[ntp:questions] PPS on Linux status?

David L. Mills mills at udel.edu
Sat May 19 18:13:43 UTC 2007


David,

The original 1964 RS-232 specification for the Bell System 103A modem 
specified bipolar levels at least +-6 V. This was also the case for the 
201A, 202A and others. However, the Bell System 113A modem used 0 V for 
logic 0 and +6 V or logic 1. There has been mass confusion ever since; 
sometimes TTL levels work, sometimes not. It's easy to wire a couple of 
transistors to match TTL levels to bipolar.

Dave

Dave

David Woolley wrote:

> In article <38doh4-vi2.ln1 at gateway.py.meinberg.de>,
> Martin Burnicki <martin.burnicki at meinberg.de> wrote:
> 
> 
>>The reason for this is mostly historical.
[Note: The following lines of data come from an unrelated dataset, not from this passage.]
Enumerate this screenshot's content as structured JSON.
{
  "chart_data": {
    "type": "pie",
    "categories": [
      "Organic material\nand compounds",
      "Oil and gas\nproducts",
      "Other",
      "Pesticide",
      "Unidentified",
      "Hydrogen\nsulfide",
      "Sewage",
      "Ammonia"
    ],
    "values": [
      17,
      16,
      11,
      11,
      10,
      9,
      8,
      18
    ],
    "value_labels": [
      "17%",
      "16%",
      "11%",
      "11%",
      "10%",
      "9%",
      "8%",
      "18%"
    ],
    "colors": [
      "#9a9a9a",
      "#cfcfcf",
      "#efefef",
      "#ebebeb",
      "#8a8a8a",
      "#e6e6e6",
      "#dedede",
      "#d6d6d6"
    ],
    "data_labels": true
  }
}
On-board logic levels used to be
>>close to 0V for logical "low" and close to +5V for logical "high" signals.
> 
> 
> Whilst it certainly is historical, I have doubts about this interpretation.
> 
> In particular, it doesn't explain why control signals use positive logic.
> 
> 
>>Those on-board signals were converted to RS232 levels using inverting
>>driver chips, 
> 
> 
> That's definitely wrong, as the standard pre-dates that level of logic
> integration.  When it was developed, logic would have been ECL or DTL.
> ECL uses very low voltage differentials and DTL doesn't naturally produce
> the TTL 5 volts power supplies.  At the low level (probably zero,
> at that time) of integration for DTL logic, the distinction between
> positive and negative logic would really depend on whether you wanted
> a NOR or a NAND function.
> 
> 
>>              so you have negative voltages for a logical RS232 "high"
>>level on the wire.
> 
> 
> The 12 volts bipolar probably comes from using polarised relays with a 12
> volt (13.8V) standard coil voltage (12, 24 and 48 volts are standard lead
> acid battery configurations, with 48 still used for telephone systems).
> I suspect that the use of negative logic, for the data (but not the
> control signals), came about as a result of not wanting teletype motors
> to run when the connection is broken.  With current loop teletypes,
> the idle state is with current flow and is the marking state.  When 7
> bit an 8 bit teletype codes were developed, they arbitrarily chose mark
> to be binary one.
> 
> The start of a current loop character is signalled by breaking the loop, 
> which means that a disconnected cable produces a continuous start signal
> and the teletype motor keeps running, wearing out the machine.  I suspect
> it was decided that the default state for RS232 should be that the control
> signals should be false and the teletype be stopped.  That requires a logic
> low on the control signals correspond to a marking state on the data, and
> therefore requires the opposite polarity to that which produces a one in
> the character codes.
> 
> 
>>Normally a PC's serial port expects RS232 levels as inputs, so the PPS pulse
>>which if normally fed to the Carrier Detect (DCD) pin should also be RS232
>>level.
> 
> 
> Note that, as a control signal, DCD uses positive logic.
> 
> 
>>However, in practice the RS23 chips built into standard PCs accept also
>>voltage levels in the range of 0..+5V as input levels.
> 
> 
> This is actually a very old characteristic of RS232.  It ensures that
> disconnected (0 volts) is treated as negative, so a false control signal
> and a marking data signal, which is the correct fail safe configuration.